多くは神経細胞、特にシナプスのところの神経伝達物質受容体に働く薬がメインです。

広くは精神に何らかの作用をもたらす薬、狭くは精神に何らかの作用をもたらす薬、もっと狭くは精神科で使われる薬を向精神薬と言います。

 直訳すれば「精神に向いた薬」でしょうか。

 抗精神病薬という似た言葉も精神科で使うので注意が必要です。

 これは統合失調症などの精神病などに主に使う薬です。

 向精神薬は精神に影響があればなんでもいいので向精神薬は抗精神病薬を含みます。

 GABAチョコとかGABAが入っていて血圧を下げる野菜ジュースなどたまに広告宣伝しているのを見かけます。

 GABAというのはγアミノ酪酸(γ amino butyric acid)か何かの略でアミノ酸の一種です。

 アミノ酸というとαアミノ酸が生体内ではよく使われますがGABAはカルボキシル基とアミノ基が別の炭素についているγアミノ酸というものです。

 脳内伝達物質として生体内で使われています。

 抑制性の神経伝達物質でGABA受容体はいくつかタイプがありますが塩素チャンネルタンパクを開いて細胞内に塩化物イオンを流入させ、細部内電位というより膜電位を低下させます。

 神経細胞というのは電線みたいなものです。

 厳密にいうと神経細胞の細胞膜が電気信号を運ぶ媒体のような感じです。

 細胞内外の電位が異なりその変化により情報を細胞膜を使って他の神経細胞などに伝えていきます。

 その最終段階のシナプス感激で神経伝達物質が使われます。

 GABAはその神経伝達物質の一つでGABAが伝達前の神経細胞から放出されそれが別の神経細胞の受容体に結合することでその細胞の静止膜電位を下げて電気信号が伝わっていくのを抑制する働きがあります。

 GABAは抑制性神経伝達物質としてはたしか唯一のものです。

 また神経伝達物質には即時性のものと即時性ではない遅効性のものがありますが即時に効果を発揮します。

 

 GABA受容体作動薬というとGABAの代わりにGABAの役割を果たす薬の総称です。

薬理学、薬学の歴史でも大切ですし精神科臨床でも大切です。

 抗不安薬とか睡眠薬とかいうとGABA受容体作動薬が主役で特に長らくベンゾジアゼピン系とか非ベンゾジアゼピン系とかいうのが主役を張っていました。

 その前にはバルビツール系というGABA受容体作動薬がありましたが最近はあまり使われません。

 アルコールや吸入麻酔薬もGABA受容体は一応関係しているようですが多分いろいろな作用機序があるようでGABAだけで作用するわけではないようです。

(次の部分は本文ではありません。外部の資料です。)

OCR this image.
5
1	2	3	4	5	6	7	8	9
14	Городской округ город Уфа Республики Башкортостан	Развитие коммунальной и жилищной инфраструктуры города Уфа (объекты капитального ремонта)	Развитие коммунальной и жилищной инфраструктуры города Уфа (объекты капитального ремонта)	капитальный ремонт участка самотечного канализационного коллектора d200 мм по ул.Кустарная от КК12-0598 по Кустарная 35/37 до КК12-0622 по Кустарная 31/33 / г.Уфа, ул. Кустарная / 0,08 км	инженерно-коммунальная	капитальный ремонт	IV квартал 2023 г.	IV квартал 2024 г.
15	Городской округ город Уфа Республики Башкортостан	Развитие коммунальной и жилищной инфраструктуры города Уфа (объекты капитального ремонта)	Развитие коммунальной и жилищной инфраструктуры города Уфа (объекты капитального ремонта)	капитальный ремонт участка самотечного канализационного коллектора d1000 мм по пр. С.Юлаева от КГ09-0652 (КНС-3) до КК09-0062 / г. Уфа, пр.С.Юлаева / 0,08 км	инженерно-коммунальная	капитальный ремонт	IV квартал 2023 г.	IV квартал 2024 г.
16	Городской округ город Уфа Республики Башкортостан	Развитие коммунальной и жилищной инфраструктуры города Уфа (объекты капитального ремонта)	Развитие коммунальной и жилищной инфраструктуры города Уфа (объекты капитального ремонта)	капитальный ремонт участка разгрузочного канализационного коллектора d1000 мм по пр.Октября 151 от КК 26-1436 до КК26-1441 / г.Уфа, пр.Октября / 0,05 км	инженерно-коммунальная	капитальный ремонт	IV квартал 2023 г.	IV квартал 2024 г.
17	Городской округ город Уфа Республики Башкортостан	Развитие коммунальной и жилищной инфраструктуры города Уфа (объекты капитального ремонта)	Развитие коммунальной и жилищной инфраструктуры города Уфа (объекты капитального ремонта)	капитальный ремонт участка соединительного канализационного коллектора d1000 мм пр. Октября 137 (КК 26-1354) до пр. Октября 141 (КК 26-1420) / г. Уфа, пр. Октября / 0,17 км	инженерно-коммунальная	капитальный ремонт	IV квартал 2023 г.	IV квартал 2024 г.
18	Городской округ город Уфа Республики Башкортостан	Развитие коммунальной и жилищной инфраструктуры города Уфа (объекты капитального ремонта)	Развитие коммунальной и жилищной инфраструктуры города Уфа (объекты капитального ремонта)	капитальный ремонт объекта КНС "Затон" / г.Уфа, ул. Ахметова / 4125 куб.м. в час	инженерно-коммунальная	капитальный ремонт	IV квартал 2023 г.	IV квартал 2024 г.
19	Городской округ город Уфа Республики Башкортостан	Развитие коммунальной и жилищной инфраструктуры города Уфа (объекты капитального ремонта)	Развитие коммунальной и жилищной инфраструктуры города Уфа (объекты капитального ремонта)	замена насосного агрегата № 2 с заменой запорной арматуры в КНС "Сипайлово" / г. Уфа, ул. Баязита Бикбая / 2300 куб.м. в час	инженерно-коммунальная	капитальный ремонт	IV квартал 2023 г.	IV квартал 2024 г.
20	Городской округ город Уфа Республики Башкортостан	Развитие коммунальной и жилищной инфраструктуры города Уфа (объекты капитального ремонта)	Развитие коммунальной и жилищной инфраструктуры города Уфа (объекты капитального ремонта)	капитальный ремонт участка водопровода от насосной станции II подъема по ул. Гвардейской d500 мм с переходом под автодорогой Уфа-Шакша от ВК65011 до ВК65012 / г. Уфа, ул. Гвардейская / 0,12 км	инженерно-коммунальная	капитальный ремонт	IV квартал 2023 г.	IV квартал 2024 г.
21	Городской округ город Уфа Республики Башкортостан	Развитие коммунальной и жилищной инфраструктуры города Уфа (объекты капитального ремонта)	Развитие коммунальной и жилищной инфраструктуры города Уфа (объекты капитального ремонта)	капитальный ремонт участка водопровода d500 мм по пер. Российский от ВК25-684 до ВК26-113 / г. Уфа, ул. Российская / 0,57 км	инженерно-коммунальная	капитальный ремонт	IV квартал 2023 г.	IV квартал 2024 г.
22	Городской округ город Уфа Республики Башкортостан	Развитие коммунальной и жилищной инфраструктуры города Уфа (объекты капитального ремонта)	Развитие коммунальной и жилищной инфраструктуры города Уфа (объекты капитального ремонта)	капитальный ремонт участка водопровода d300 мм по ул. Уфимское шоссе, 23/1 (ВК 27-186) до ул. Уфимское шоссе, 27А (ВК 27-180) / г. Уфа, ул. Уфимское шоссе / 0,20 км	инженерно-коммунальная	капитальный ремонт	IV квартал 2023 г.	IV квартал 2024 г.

 歴史的にはGABA受容体に働くいろいろな薬が使われてきましたし使われています。

 静脈麻酔薬のプロポフォールはGABAを介する作用が強いですし、吸入麻酔薬もGABAが関係します。

 メプロバメートというのが市販薬として使われていた時期がありますがこれはベンゾジアゼピン系でもバルビツール酸系でもないGABA受容体作動薬です。

 最近はザズベイという薬が新しく保険認可され使えるようになっていますがこれは抗うつ剤です。

 抗うつ作用を持つ向精神薬、あるいは構成新物質にはいろいろなものがありますがGABA受容体をターゲットとする物質で保険認可されたのは今回が初めてか昔あったとすれば久しぶりになります。

 それらの他にもGABA受容体作動薬はいろいろな用途で使われます。

 大腸内視鏡の時などで心を落ち着かせたり寝てもらうために使ったりします。

 手術の前投薬とか手術自体で使ったりとかもします。

 てんかん発作や熱性けいれんの際に使うこともありますし発作時ではなくても予防薬として使うこともあります。

 自律神経失調症に適用の者もあります。

 精神科領域で初診時や緊急時には急性の鎮静薬として使うためか今はあまり使わない用語かもしれませんがマイナートランキライザーと呼ばれていました。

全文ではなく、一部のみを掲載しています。